A voir Pierre Niney descendre en sautillant les marches de la salle de cinéma pour ouvrir cette avant-première en compagnie du réalisateur, on a du mal à imaginer que ce jeune homme de 24 ans, pourtant déjà pensionnaire de la Comédie française, est le même que nous découvrons, quelques minutes plus tard, sous les traits d'Yves Saint Laurent : la démarche, les gestes, la voix. Il est métamorphosé. Moins spectaculaire, mais tout aussi juste, son collègue sociétaire Guillaume Galienne prouve une fois encore qu'il sait moduler son jeu à l'infini : il nous livre ici une interprétation aussi sobre qu'émouvante.

 

Le scénario, quant à lui, s'articule autour de la relation entre les deux hommes, de cet amour inconditionnel qui va les lier jusqu'à la fin, malgré les écarts et les moments difficiles. Saint-Laurent, créateur torturé et instable, et Bergé, qui va tenter de le protéger à tout prix, y compris de lui-même lorsque le couturier s'enfonce dans la dépression et la drogue.
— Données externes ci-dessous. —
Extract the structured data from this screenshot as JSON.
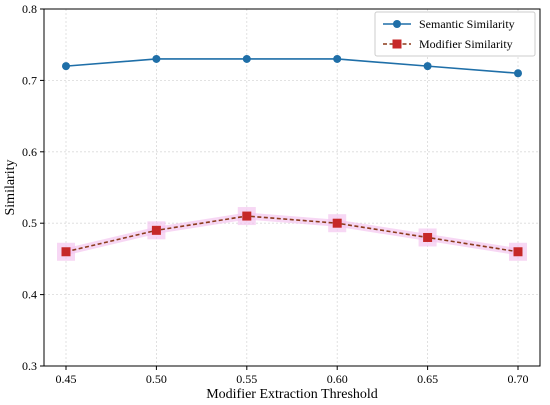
{
  "chart_data": {
    "type": "line",
    "xlabel": "Modifier Extraction Threshold",
    "ylabel": "Similarity",
    "x": [
      0.45,
      0.5,
      0.55,
      0.6,
      0.65,
      0.7
    ],
    "x_tick_labels": [
      "0.45",
      "0.50",
      "0.55",
      "0.60",
      "0.65",
      "0.70"
    ],
    "ylim": [
      0.3,
      0.8
    ],
    "y_ticks": [
      0.3,
      0.4,
      0.5,
      0.6,
      0.7,
      0.8
    ],
    "y_tick_labels": [
      "0.3",
      "0.4",
      "0.5",
      "0.6",
      "0.7",
      "0.8"
    ],
    "grid": true,
    "legend_position": "top-right",
    "series": [
      {
        "name": "Semantic Similarity",
        "values": [
          0.72,
          0.73,
          0.73,
          0.73,
          0.72,
          0.71
        ],
        "color": "#1f6fa8",
        "marker": "circle",
        "line_style": "solid"
      },
      {
        "name": "Modifier Similarity",
        "values": [
          0.46,
          0.49,
          0.51,
          0.5,
          0.48,
          0.46
        ],
        "color": "#8b3a1a",
        "marker_color": "#c62828",
        "highlight_color": "#f4c6f0",
        "marker": "square",
        "line_style": "dashed"
      }
    ]
  }
}
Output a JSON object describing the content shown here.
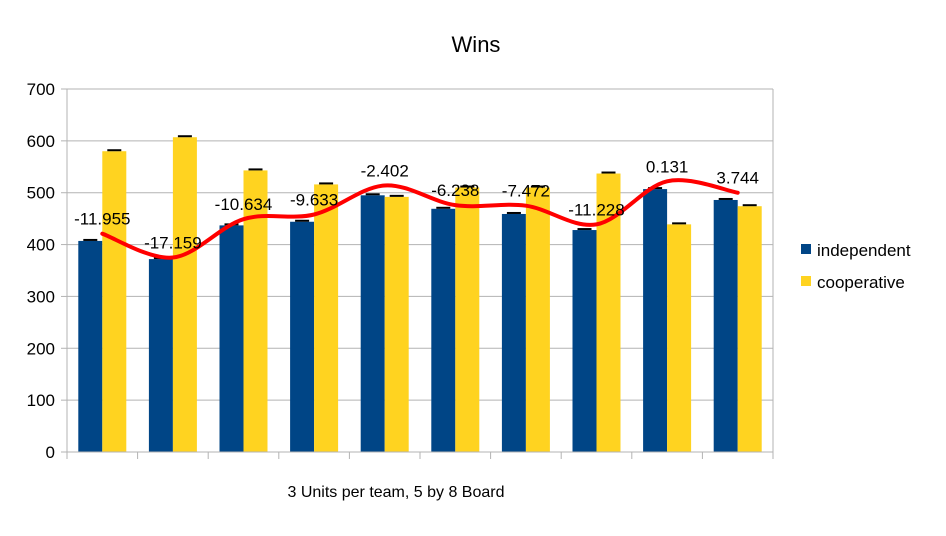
{
  "chart_data": {
    "type": "bar",
    "title": "Wins",
    "xlabel": "3 Units per team, 5 by 8 Board",
    "ylabel": "",
    "ylim": [
      0,
      700
    ],
    "yticks": [
      0,
      100,
      200,
      300,
      400,
      500,
      600,
      700
    ],
    "grid": true,
    "legend_position": "right",
    "categories": [
      "",
      "",
      "",
      "",
      "",
      "",
      "",
      "",
      "",
      ""
    ],
    "series": [
      {
        "name": "independent",
        "color": "#004586",
        "values": [
          407,
          372,
          437,
          444,
          495,
          469,
          459,
          428,
          507,
          486
        ]
      },
      {
        "name": "cooperative",
        "color": "#ffd320",
        "values": [
          580,
          607,
          543,
          516,
          492,
          510,
          510,
          537,
          439,
          474
        ]
      }
    ],
    "error_bars": "small",
    "overlay_line": {
      "color": "#ff0000",
      "smooth": true,
      "values": [
        421,
        375,
        449,
        458,
        514,
        476,
        475,
        439,
        522,
        500
      ],
      "labels": [
        "-11.955",
        "-17.159",
        "-10.634",
        "-9.633",
        "-2.402",
        "-6.238",
        "-7.472",
        "-11.228",
        "0.131",
        "3.744"
      ]
    }
  }
}
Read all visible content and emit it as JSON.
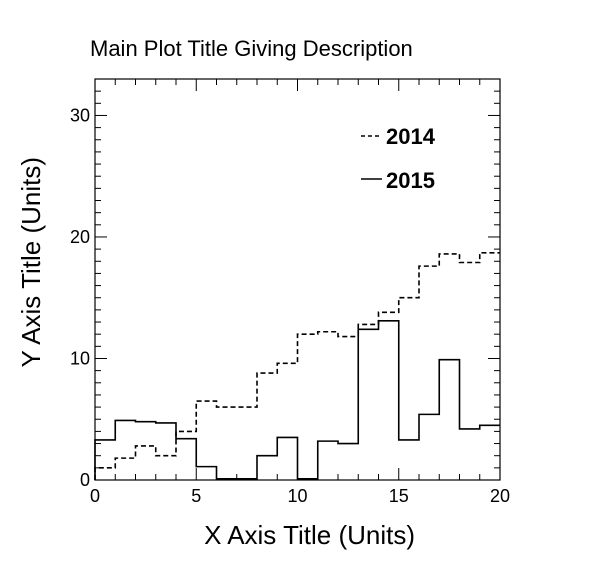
{
  "chart_data": {
    "type": "line",
    "title": "Main Plot Title Giving Description",
    "xlabel": "X Axis Title (Units)",
    "ylabel": "Y Axis Title (Units)",
    "xlim": [
      0,
      20
    ],
    "ylim": [
      0,
      33
    ],
    "x_ticks": [
      "0",
      "5",
      "10",
      "15",
      "20"
    ],
    "y_ticks": [
      "0",
      "10",
      "20",
      "30"
    ],
    "grid": false,
    "legend_position": "top-right",
    "bin_edges": [
      0,
      1,
      2,
      3,
      4,
      5,
      6,
      7,
      8,
      9,
      10,
      11,
      12,
      13,
      14,
      15,
      16,
      17,
      18,
      19,
      20
    ],
    "series": [
      {
        "name": "2014",
        "style": "dashed",
        "values": [
          1.0,
          1.8,
          2.8,
          2.0,
          4.0,
          6.5,
          6.0,
          6.0,
          8.8,
          9.6,
          12.0,
          12.2,
          11.8,
          12.8,
          13.8,
          15.0,
          17.6,
          18.6,
          17.9,
          18.7
        ]
      },
      {
        "name": "2015",
        "style": "solid",
        "values": [
          3.3,
          4.9,
          4.8,
          4.7,
          3.4,
          1.1,
          0.1,
          0.1,
          2.0,
          3.5,
          0.1,
          3.2,
          3.0,
          12.4,
          13.1,
          3.3,
          5.4,
          9.9,
          4.2,
          4.5
        ]
      }
    ]
  }
}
Qu'il s'agisse de deux hommes importe finalement peu.

 

Jalil Lespert évite donc judicieusement l'écueil pourtant tentant du sulfureux pour privilégier une approche plus universelle : celle d'un couple ordinaire. Le réalisateur pêche en revanche par envie de trop bien faire et son film souffre de quelques longueurs, renforcées par une réalisation très classique.

 

Par son refus de la polémique inutile, cette oeuvre s'impose donc comme un biopic émouvant, sur les fragilités d'un homme de talent et la force de celui qui l'a révélé et toujours soutenu. Son rythme a beau retomber à mi-parcours, on n'en finit pas d'admirer l'impeccable interprétation de Pierre Niney et Guillaume Gallienne, qui redonnent vie à ce couple mythique.